Fotos: Ana Torres e Rosária Silva
“O que temos de fazer para ter uma comunidade mais coesa sem violência?” Uma pergunta colocada pela Comissão de Proteção de Crianças e Jovens de Cascais a que as estatísticas do trabalho realizado ao longo do ano 2016 não dão propriamente resposta, mas contribuem para uma melhor perceção da realidade. “O trabalho nunca acaba, mas a prevenção é muito importante, por isso estarmos aqui hoje é fundamental”, referiu, Frederico Pinho de Almeida, vereador da ação social na Câmara Municipal de Cascais, na abertura da sessão.
Com 1155 processos movimentados, o que representa cerca de 3% das crianças do concelho, o ano de 2016 trouxe um crescimento de 16% em relação aos casos do ano anterior. Do total de processos quase metade (43%) transitou de anos anteriores e 10% foram reaberturas.
Reportados na sua grande maioria (43%) pelas forças de segurança, os casos que deram entrada na CPCJ de Cascais ao longo de 2016 afetaram sobretudo (45%) crianças entre os 6 e os 14 anos e tiveram por base, maioritariamente (46%) a violência doméstica.
Na sua maior parte (72%) a principal medida adotada foi a proteção na família, o que significa que a criança se manteve no seio familiar, sendo canalizada ajuda especializada (psicologia, apoio social) para reverter a situação que a colocou em perigo. Em metade dos casos (51%) a situação de perigo cessou. Números que realçam a necessidade de se estar atento a todos os sinais.

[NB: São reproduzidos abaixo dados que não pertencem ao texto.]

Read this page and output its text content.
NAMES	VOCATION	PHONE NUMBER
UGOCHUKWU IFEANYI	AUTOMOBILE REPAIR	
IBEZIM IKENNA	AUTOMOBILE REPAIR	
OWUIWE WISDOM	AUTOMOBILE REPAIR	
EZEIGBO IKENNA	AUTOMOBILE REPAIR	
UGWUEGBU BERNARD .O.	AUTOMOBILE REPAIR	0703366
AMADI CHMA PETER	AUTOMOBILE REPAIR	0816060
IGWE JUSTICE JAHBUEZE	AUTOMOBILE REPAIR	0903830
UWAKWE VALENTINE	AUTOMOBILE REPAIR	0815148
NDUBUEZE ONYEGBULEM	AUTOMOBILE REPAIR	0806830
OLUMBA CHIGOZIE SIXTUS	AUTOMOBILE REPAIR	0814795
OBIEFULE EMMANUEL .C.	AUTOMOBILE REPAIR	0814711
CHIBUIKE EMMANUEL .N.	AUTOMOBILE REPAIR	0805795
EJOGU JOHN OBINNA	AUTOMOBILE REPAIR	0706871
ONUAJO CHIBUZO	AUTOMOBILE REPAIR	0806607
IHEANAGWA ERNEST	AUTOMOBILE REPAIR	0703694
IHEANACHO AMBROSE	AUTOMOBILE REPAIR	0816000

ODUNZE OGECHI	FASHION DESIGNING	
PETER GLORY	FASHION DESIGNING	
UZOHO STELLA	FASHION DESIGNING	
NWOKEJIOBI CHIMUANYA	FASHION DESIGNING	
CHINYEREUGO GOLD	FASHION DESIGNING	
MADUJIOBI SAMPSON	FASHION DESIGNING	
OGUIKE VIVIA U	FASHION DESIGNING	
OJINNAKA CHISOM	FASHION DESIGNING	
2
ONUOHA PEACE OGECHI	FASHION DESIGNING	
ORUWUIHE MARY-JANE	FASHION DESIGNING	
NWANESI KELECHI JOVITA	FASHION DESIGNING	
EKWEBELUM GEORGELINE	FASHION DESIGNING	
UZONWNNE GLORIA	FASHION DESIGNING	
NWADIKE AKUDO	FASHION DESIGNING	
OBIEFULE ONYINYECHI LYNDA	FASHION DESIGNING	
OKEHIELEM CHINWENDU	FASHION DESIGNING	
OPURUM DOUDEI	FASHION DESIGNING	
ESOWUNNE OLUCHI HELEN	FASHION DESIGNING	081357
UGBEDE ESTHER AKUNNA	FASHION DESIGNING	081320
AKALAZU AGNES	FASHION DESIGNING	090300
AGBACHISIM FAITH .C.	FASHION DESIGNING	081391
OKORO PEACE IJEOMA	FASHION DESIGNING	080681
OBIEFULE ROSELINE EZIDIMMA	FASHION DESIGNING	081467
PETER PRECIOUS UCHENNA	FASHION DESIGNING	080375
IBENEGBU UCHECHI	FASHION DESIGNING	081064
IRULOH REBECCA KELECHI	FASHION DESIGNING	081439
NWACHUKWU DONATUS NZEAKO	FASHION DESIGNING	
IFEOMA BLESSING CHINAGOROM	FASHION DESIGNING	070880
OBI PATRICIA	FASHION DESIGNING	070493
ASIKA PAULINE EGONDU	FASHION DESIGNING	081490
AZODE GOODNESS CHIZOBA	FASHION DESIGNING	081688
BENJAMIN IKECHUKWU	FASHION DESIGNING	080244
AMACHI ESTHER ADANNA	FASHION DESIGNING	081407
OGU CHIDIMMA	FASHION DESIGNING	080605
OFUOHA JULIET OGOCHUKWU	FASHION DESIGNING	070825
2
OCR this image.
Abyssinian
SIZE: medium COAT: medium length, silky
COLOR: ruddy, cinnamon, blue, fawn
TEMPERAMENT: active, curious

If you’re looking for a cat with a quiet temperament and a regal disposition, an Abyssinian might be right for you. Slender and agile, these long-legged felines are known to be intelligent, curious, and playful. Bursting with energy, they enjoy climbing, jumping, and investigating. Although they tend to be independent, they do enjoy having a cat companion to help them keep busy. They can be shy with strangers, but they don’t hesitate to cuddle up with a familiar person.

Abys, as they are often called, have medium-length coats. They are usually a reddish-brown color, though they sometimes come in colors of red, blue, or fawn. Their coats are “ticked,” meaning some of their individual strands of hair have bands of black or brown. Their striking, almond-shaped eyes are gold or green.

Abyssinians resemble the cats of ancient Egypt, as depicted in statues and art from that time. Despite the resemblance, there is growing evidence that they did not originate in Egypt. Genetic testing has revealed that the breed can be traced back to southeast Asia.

“É mais fácil olhar para o lado, mas é muito importante não ficar indiferente”, refletiu Fátima Duarte, formadora na área dos maus tratos e membro da Comissão Nacional de Promoção dos Direitos das Crianças e Jovens, convidada para o debate que sucedeu ao visionamento do filme Moonlight, de Barry Jenkins, sobre a temática dos maus tratos. Para Fátima Duarte, o filme reproduz o “caleidoscópio doloroso que atravessam muitas crianças e jovens” e “é preciso estarmos atentos, pois a proteção diz respeito a todos nós!”

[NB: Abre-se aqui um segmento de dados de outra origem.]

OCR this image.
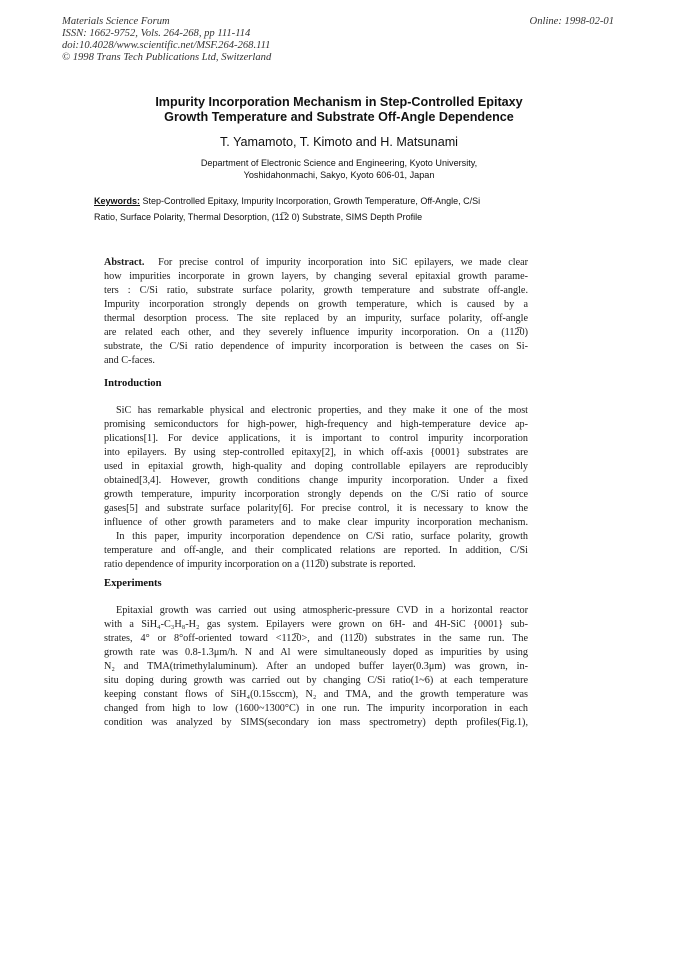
Materials Science Forum
ISSN: 1662-9752, Vols. 264-268, pp 111-114
doi:10.4028/www.scientific.net/MSF.264-268.111
© 1998 Trans Tech Publications Ltd, Switzerland
Online: 1998-02-01
Impurity Incorporation Mechanism in Step-Controlled Epitaxy
Growth Temperature and Substrate Off-Angle Dependence
T. Yamamoto, T. Kimoto and H. Matsunami
Department of Electronic Science and Engineering, Kyoto University,
Yoshidahonmachi, Sakyo, Kyoto 606-01, Japan
Keywords: Step-Controlled Epitaxy, Impurity Incorporation, Growth Temperature, Off-Angle, C/Si
Ratio, Surface Polarity, Thermal Desorption, (11̅2 0) Substrate, SIMS Depth Profile
Abstract. For precise control of impurity incorporation into SiC epilayers, we made clear
how impurities incorporate in grown layers, by changing several epitaxial growth parame-
ters : C/Si ratio, substrate surface polarity, growth temperature and substrate off-angle.
Impurity incorporation strongly depends on growth temperature, which is caused by a
thermal desorption process. The site replaced by an impurity, surface polarity, off-angle
are related each other, and they severely influence impurity incorporation. On a (112̅0)
substrate, the C/Si ratio dependence of impurity incorporation is between the cases on Si-
and C-faces.
Introduction
SiC has remarkable physical and electronic properties, and they make it one of the most
promising semiconductors for high-power, high-frequency and high-temperature device ap-
plications[1]. For device applications, it is important to control impurity incorporation
into epilayers. By using step-controlled epitaxy[2], in which off-axis {0001} substrates are
used in epitaxial growth, high-quality and doping controllable epilayers are reproducibly
obtained[3,4]. However, growth conditions change impurity incorporation. Under a fixed
growth temperature, impurity incorporation strongly depends on the C/Si ratio of source
gases[5] and substrate surface polarity[6]. For precise control, it is necessary to know the
influence of other growth parameters and to make clear impurity incorporation mechanism.
In this paper, impurity incorporation dependence on C/Si ratio, surface polarity, growth
temperature and off-angle, and their complicated relations are reported. In addition, C/Si
ratio dependence of impurity incorporation on a (112̅0) substrate is reported.
Experiments
Epitaxial growth was carried out using atmospheric-pressure CVD in a horizontal reactor
with a SiH₄-C₃H₈-H₂ gas system. Epilayers were grown on 6H- and 4H-SiC {0001} sub-
strates, 4° or 8°off-oriented toward <112̅0>, and (112̅0) substrates in the same run. The
growth rate was 0.8-1.3μm/h. N and Al were simultaneously doped as impurities by using
N₂ and TMA(trimethylaluminum). After an undoped buffer layer(0.3μm) was grown, in-
situ doping during growth was carried out by changing C/Si ratio(1~6) at each temperature
keeping constant flows of SiH₄(0.15sccm), N₂ and TMA, and the growth temperature was
changed from high to low (1600~1300°C) in one run. The impurity incorporation in each
condition was analyzed by SIMS(secondary ion mass spectrometry) depth profiles(Fig.1),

Igualmente convidado a participar no debate, o psiquiatra José Gameiro, terapeuta familiar há 35 anos, lamentou a fraca representatividade masculina nesta área, porque “os homens não pensam da mesma forma e juntos, homens e mulheres, podem contribuir para soluções mais equilibradas”. Afirmando não acreditar na educação parental, pois “as famílias são como são”, José Gameiro destacou a coragem com que as Comissões de Proteção de Menores exercem o seu trabalho: “vocês trabalham no arame e no alto risco!” Por isso mesmo o psiquiatra defendeu perante as dezenas de técnicos presentes que “é preciso avaliar mais o vosso trabalho” e, “mais do que fazer o bem, importa fazer bem”.
“Temos de ser capazes de ultrapassar a nossa miopia profissional”, referiu Plácido Conde Fernandes, Procurador da República em Cascais, aludindo ao facto de, muitas vezes, tendermos a olhar para o mundo que nos rodeia em perspetivas estanques e deixarmos escapar pormenores importantes. “No caso do filme, por exemplo, identifiquei logo a questão do tráfico de droga”, salientou, elogiando de forma transversal o trabalho de equipa e em rede feito na proteção dos menores em risco: “partiram de casos práticos para estabelecer uma metodologia de trabalho e isso é muito importante”.
Durante a manhã a Comissão Nacional de Promoção dos Direitos das Crianças e Jovens apresentou a sua nova mascote, o Mariano, criada pelos alunos do Colégio Senhora da Boa Nova (Estoril) no âmbito de um concurso que envolveu todas as escolas do concelho e aproveitou a audiência para a antestreia do filme de animação que visa desmistificar o papel das Comissões de Proteção das Crianças e Jovens e que estará disponível a partir de quinta-feira. A ideia é contrariar a visão do bicho papão.